When to use this pack
An agent is about to approve, transfer, or call an unfamiliar contract — you want the verified source scanned for red flags, the address checked against known labels, and the intended calldata simulated before anything is signed or broadcast.
Tools in this pack
- Verified contract source (Sourcify) $0.005 POST /api/contract-source Fetch the verified Solidity source files and compiler metadata for a contract address from Sourcify's open verification repository. Covers 8 EVM mainnets (ethereum, base, polygon, arbitrum, optimism, bsc, gnosis, celo). Contracts that were never verified return a structured {verified:false} miss, not an error. Feed the returned source into /api/solidity-scan for a heuristic pattern check.
- Solidity heuristic pattern scan $0.01 POST /api/solidity-scan Deterministic static pattern scan of Solidity source text — a fixed ruleset flagging tx.origin authentication, delegatecall, selfdestruct, unchecked low-level calls, unchecked .send(), floating pragmas, block-timestamp dependence, weak block-derived randomness, value-call reentrancy surface, inline assembly, ecrecover, and missing SPDX headers. Returns line-anchored findings with severities. This is a heuristic pattern check for triage — it is NOT a compiler, NOT a formal audit, and uses no AI. Pair with /api/contract-source to scan any verified contract.
- Function selector / event topic lookup $0.002 POST /api/selector-lookup Resolve a 4-byte function selector or a 32-byte event topic hash to its known human-readable signatures, via the openchain.xyz signature database with 4byte.directory as fallback. Unknown selectors return {found:false} with an empty list, not an error.
- Known-address label lookup $0.002 POST /api/address-label Label a known EVM address from a curated, committed dataset: major stablecoin + token contracts (USDC on every chain we settle on, USDT, DAI, WETH, WBTC), DEX routers (Uniswap, 1inch, 0x), canonical L1↔L2 bridges, large exchange hot/cold wallets, and burn/system addresses. Deterministic and offline — the provenance field states the dataset revision. Unknown addresses return {found:false}, not an error.
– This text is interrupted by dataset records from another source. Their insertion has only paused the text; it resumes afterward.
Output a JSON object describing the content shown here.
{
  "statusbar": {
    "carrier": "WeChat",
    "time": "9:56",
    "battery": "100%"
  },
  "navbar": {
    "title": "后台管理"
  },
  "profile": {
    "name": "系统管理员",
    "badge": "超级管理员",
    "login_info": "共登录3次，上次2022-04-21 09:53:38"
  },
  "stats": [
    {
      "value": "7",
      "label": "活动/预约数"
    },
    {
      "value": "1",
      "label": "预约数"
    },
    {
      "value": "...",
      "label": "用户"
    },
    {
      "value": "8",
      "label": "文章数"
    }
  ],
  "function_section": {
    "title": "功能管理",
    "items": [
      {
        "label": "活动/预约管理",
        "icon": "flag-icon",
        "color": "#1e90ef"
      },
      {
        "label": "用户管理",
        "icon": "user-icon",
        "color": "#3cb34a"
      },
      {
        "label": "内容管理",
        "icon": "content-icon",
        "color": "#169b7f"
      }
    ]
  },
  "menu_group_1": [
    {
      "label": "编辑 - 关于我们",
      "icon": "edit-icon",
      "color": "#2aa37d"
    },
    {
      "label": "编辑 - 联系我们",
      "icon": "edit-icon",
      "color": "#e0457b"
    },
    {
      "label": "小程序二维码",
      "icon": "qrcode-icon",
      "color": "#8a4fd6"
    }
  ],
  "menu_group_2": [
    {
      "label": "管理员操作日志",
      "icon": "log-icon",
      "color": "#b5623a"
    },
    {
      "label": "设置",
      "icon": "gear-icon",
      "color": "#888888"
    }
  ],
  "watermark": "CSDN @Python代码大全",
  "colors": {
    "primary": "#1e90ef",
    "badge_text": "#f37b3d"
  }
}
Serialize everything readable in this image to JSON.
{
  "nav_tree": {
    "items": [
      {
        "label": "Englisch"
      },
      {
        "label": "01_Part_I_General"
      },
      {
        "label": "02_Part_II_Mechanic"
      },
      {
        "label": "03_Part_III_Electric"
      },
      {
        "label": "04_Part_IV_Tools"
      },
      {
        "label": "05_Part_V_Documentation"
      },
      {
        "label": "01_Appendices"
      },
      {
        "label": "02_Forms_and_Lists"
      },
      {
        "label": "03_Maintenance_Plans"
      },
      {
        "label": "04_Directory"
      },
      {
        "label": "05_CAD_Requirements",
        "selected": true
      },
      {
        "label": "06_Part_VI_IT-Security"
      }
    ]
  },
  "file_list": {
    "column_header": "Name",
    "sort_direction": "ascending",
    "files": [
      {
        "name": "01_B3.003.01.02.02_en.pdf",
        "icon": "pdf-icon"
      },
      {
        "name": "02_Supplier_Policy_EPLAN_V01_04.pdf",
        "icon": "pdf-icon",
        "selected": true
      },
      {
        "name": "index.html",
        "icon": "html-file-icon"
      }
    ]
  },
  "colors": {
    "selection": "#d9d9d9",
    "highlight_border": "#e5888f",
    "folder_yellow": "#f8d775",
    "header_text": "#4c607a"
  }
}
- Transaction simulation (eth_call + gas) $0.005 POST /api/tx-simulate Dry-run a prospective transaction without broadcasting it: executes eth_call and eth_estimateGas against the latest block over the same keyless multi-endpoint public RPC pool as /api/evm-rpc (ethereum, base, polygon, arbitrum, optimism). Returns the return data and a gas estimate on success, or {success:false} with the revert reason when the call would fail. Strictly read-only — nothing is signed or broadcast.
Workflow
- Fetch the verified Solidity source and compiler metadata from Sourcify via contract-source — an unverified contract is itself a finding.
- Run solidity-scan over the returned source for line-anchored heuristic findings: tx.origin auth, delegatecall, selfdestruct, unchecked calls, weak randomness, and more.
- Resolve the 4-byte selector of the calldata you plan to send with selector-lookup so you know exactly which function it hits.
- Check the address against the curated known-address dataset with address-label — is this the real token/router/bridge or an impostor?
- Dry-run the exact call with tx-simulate (eth_call + gas estimate, strictly read-only) to see whether it succeeds or reverts before anything is signed.
Run it in Claude
claude mcp add agent402 -s user -- npx -y agent402-mcp@latest
Then paste this prompt into Claude:
Audit the contract 0x833589fCD6eDb6E08f4c7C32D4f71b54bdA02913 on base before interacting with it, using Agent402's contract-audit skill pack. (1) Fetch the verified source from Sourcify, (2) run the heuristic Solidity scan over it, (3) resolve the selector of the planned calldata 0x70a08231000000000000000000000000abf4fabd7c416fb67202e5f9002389fc75e2a9d0, (4) check the address against known labels, (5) simulate the call read-only. Report: verification status, scan findings by severity, what the calldata does, whether the address is a known contract, and the dry-run verdict.